Jamie Waylett (Vincent Crabbe): The actor was sentenced to two years in jail in 2012 for taking part in a riot in London. The actor also admitted to drinking from a Champagne bottle a looter had stolen from a supermarket during the unrest.
He was caught on CCTV cameras and found guilty of violent disorder, handling stolen goods and being in possession of a Molotov cocktail with intent to destroy or damage property.
Jessie Cave, who played Lavender Brown in several Harry Potter films but shared no scenes with Waylett, penned an op-ed about his sentencing in the U.K. newspaper The Guardian.
"In my opinion, the riots were like a huge party that no one wanted to miss, but were not really sure how they got invited or why they were suddenly there, in a hood, with alcohol and fire all around them, surrounded by people singing and shouting," she said. "There were youths who got As at school, worked hard, who applied for jobs and more jobs, worked harder only to not have anything to show for it at the end of the day. There were youths with a capacity for self-destruction, and those who wanted to party. There were youths who were angry, maybe because they didn't know why they were angry. The youths who, like my friends and I, can't understand and can't relate, simply weren't there."

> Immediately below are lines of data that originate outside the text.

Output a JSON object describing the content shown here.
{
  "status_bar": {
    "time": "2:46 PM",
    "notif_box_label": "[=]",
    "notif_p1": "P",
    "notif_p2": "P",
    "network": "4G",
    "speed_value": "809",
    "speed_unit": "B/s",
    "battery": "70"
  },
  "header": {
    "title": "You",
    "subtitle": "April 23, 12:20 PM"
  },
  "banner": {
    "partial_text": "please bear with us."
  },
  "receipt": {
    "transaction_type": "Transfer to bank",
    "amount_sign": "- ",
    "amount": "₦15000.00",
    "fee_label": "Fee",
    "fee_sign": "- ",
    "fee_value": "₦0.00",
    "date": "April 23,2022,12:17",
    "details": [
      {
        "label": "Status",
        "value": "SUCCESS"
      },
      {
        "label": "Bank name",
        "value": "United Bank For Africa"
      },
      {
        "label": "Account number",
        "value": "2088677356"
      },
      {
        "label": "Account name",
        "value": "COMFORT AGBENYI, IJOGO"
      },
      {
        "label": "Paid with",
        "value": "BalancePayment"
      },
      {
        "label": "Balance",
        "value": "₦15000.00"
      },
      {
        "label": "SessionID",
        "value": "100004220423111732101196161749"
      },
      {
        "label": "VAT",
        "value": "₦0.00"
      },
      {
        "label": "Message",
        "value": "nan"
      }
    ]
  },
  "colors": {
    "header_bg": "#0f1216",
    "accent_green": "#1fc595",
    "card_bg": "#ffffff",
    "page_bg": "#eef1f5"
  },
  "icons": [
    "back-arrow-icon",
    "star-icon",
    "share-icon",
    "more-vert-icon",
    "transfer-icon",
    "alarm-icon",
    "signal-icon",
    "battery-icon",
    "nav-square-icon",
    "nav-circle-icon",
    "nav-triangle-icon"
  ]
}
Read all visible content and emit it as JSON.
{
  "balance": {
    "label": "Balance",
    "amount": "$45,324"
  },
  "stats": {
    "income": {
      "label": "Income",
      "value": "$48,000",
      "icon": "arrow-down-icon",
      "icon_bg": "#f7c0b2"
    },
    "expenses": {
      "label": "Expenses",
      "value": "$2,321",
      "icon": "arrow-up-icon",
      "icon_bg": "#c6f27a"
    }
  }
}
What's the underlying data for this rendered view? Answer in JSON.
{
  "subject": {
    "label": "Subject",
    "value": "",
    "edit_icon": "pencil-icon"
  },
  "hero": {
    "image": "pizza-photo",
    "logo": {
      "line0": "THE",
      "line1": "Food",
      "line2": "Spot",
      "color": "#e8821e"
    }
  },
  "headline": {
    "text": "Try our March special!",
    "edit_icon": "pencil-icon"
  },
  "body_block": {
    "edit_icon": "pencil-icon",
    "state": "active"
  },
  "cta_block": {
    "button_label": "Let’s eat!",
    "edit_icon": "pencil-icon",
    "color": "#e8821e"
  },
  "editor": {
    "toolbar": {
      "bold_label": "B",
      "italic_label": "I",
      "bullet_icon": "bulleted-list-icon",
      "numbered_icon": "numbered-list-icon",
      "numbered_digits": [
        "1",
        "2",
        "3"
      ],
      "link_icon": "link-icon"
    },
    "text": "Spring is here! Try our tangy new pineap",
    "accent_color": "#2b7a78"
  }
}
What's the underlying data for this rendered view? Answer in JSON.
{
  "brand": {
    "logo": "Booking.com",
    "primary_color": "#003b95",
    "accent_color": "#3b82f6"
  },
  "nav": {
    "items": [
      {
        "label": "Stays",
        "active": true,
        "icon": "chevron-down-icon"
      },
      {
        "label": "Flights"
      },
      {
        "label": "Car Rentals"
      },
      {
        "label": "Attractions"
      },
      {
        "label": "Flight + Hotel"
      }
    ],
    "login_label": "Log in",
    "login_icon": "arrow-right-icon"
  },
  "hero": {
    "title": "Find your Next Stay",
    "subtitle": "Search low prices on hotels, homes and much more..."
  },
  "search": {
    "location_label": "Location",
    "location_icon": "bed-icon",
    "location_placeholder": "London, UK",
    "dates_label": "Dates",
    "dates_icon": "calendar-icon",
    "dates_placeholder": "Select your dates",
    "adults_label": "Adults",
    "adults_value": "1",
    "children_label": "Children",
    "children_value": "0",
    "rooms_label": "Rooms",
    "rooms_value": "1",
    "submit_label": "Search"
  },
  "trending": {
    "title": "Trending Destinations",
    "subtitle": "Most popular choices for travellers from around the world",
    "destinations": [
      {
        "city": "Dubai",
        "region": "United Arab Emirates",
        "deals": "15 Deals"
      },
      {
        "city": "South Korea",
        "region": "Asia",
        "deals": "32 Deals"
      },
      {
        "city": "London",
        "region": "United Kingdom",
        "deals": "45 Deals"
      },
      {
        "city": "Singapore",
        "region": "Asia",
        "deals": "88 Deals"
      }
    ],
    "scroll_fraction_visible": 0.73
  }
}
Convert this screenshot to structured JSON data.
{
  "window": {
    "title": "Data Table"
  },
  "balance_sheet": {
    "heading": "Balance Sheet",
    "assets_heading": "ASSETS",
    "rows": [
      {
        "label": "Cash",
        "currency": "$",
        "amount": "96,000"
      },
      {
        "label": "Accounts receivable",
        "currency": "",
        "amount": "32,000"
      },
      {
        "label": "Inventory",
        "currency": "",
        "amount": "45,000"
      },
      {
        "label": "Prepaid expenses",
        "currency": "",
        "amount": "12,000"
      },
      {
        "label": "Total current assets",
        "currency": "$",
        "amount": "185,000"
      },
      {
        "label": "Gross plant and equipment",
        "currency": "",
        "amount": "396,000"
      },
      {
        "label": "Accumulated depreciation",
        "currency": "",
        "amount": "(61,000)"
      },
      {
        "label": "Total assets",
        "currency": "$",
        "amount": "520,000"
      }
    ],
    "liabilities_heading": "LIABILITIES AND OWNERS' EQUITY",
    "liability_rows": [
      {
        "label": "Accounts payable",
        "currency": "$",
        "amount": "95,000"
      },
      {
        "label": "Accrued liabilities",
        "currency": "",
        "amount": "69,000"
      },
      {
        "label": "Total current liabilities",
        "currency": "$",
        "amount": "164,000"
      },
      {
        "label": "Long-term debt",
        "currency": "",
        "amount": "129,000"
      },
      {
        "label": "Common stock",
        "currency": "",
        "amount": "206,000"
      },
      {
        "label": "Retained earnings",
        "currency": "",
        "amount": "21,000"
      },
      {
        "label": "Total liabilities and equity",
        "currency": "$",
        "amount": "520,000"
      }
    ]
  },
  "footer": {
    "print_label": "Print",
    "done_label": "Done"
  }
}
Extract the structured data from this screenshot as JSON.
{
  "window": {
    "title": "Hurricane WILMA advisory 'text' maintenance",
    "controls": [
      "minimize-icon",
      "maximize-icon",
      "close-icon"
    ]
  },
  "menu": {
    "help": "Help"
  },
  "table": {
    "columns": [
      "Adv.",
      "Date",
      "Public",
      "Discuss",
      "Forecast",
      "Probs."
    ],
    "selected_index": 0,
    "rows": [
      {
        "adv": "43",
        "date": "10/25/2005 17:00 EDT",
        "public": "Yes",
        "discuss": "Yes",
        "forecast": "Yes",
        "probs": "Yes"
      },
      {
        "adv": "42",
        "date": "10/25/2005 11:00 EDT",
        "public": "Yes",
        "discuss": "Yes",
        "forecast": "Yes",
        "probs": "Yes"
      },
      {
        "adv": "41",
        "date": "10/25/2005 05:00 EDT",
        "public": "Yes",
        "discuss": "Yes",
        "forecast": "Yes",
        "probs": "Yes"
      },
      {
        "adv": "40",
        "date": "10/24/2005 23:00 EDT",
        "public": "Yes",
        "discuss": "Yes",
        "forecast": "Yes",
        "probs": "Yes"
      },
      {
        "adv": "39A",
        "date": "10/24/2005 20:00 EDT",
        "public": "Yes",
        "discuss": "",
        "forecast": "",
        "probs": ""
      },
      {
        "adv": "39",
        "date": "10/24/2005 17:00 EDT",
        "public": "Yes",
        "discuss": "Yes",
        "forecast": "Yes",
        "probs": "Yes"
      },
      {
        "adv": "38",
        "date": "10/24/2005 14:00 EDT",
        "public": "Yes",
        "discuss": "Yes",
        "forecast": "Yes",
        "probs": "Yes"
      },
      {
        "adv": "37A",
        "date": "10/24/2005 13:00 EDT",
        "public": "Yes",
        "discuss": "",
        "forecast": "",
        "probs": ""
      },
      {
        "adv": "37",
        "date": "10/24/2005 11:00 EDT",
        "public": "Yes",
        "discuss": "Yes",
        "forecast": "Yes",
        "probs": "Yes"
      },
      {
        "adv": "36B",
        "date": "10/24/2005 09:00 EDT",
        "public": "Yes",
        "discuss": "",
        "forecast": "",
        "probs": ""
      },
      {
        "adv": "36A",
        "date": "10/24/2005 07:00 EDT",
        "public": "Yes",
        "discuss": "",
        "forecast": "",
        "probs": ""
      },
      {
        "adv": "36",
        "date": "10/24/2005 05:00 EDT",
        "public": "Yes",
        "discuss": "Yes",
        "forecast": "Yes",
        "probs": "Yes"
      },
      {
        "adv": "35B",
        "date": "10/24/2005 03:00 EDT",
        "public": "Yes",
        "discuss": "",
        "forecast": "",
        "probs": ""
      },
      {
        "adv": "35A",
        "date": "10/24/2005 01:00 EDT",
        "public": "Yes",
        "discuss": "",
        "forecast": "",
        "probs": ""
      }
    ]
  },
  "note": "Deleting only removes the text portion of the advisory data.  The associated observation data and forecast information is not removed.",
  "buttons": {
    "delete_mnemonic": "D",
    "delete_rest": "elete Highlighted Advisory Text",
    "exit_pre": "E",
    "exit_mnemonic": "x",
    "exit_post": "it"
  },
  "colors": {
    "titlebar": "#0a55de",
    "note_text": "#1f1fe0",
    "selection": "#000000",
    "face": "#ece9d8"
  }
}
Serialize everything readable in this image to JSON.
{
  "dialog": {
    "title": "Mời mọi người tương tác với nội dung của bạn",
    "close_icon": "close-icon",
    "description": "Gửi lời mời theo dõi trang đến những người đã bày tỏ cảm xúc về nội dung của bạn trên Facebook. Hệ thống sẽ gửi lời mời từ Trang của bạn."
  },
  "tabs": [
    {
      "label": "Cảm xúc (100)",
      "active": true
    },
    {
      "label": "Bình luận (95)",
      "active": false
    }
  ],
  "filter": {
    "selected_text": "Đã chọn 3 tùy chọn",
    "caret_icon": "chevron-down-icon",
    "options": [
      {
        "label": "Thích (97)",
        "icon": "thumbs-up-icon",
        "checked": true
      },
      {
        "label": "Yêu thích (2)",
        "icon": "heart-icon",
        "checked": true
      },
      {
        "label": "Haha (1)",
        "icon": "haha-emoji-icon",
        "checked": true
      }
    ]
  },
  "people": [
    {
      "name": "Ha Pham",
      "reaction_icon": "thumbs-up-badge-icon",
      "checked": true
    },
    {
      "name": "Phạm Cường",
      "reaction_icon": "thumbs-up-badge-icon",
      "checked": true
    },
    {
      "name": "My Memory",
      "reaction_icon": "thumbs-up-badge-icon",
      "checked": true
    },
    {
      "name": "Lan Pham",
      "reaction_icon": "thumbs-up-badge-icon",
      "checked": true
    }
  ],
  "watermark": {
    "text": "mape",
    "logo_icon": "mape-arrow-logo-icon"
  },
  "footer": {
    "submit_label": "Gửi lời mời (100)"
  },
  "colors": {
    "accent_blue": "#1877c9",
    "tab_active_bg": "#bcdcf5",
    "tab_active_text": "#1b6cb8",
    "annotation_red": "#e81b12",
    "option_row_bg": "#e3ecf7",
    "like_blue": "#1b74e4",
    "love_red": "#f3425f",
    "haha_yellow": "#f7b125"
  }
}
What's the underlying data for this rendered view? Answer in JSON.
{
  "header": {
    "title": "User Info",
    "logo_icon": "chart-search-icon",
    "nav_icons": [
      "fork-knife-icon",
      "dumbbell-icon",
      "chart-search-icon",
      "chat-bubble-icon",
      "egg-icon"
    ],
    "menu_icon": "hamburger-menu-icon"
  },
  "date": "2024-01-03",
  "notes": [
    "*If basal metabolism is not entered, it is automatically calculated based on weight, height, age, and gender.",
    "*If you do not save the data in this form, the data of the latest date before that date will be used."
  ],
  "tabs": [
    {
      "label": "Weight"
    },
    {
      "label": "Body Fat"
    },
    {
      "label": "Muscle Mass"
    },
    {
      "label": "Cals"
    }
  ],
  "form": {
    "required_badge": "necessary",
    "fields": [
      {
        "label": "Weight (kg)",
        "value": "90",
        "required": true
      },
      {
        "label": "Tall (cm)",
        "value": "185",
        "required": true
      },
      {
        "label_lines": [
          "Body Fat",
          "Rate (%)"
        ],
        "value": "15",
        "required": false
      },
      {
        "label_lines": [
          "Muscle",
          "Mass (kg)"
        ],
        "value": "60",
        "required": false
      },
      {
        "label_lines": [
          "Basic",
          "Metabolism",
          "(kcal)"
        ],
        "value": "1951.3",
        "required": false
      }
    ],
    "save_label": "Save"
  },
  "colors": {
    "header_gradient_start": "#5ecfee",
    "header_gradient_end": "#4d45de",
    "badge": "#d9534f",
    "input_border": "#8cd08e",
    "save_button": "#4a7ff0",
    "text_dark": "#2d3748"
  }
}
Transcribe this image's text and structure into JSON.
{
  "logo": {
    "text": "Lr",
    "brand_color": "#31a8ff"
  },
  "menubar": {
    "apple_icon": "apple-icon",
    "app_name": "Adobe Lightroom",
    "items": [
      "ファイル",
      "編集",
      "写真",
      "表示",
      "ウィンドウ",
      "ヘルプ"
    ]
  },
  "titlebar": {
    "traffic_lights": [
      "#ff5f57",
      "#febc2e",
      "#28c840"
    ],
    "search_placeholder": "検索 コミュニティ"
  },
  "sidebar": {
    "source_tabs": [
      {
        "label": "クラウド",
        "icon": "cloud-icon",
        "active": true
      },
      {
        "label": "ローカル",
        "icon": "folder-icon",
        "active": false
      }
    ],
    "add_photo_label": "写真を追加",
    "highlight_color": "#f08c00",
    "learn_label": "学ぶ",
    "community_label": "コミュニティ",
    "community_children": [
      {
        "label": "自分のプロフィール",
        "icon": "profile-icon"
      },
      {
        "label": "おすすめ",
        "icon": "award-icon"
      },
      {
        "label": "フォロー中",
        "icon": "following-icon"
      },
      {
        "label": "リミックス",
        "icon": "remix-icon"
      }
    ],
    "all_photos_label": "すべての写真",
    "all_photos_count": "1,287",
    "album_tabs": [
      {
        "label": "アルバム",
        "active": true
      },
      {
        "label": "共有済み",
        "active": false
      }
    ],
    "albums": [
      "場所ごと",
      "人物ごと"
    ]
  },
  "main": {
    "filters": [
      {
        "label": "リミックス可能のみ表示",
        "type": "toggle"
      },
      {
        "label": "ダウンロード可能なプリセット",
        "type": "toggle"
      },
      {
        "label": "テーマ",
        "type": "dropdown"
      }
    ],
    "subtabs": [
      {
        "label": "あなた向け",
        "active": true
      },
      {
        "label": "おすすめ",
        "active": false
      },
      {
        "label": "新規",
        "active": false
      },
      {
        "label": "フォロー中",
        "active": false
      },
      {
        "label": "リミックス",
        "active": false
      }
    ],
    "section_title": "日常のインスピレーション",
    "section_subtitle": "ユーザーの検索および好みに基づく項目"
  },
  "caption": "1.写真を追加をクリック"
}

"I don't know where Waylett would have fitted in with these groups, but I like to think he was just at the wrong place at the wrong time," she wrote. "I also hope his IMDB timeline picks up once he gets out of jail."
Waylett never acted against after the release of the 2009 film Harry Potter and the Half-Blood Prince, the sixth film in the eight-part series.
James and Oliver Phelps (Fred and George Weasley): The Phelps twins, who are not actually redheads by the way, had small acting projects after Harry Potter. They have also become the ultimate Harry Potter ambassadors.
Rupert Grint (Ron Weasley): The actor has gone from playing awkward to playing gangster; After starring in lesser-known acting projects, he nabbed a role in Crackle's anticipated series spin-off of Guy Ritchie's 2000 film Snatch, set for release on March 16.
He also crossed into the music world: Just as Harry Potter was coming to an end, he starred in Ed Sheeran's 2011 music video "Lego House."
But it hasn't been easy to continue his acting career after Harry Potter. In a 2012 interview with Digital Spy, Grint said he "felt a bit lost" after filming the last movie in the series.
"It was such a huge part of my life, in all our lives, really and just suddenly, it was all over," he said. "It was sad to not be a part of this anymore."
Grint continues to get recognized thanks to Harry Potter and sometimes it leads to some awkward moments.
"I've sometimes had a bit of trouble at music festivals," he told the U.K. newspaper The Independent in 2014. "It's usually fine, but if you're in a massive crowd of drunken people and one of them suddenly spots you, it gets hard to move around. Sometimes you want a bit of invisibility. Perhaps I should wear an invisibility cloak—that would be handy!"
"But I have actually experimented with disguises," he said. "Once I wore a horse's-head disguise for an entire festival. It wasn't comfortable, and I got quite claustrophobic, but it really worked. It was quite liberating. I felt completely free!"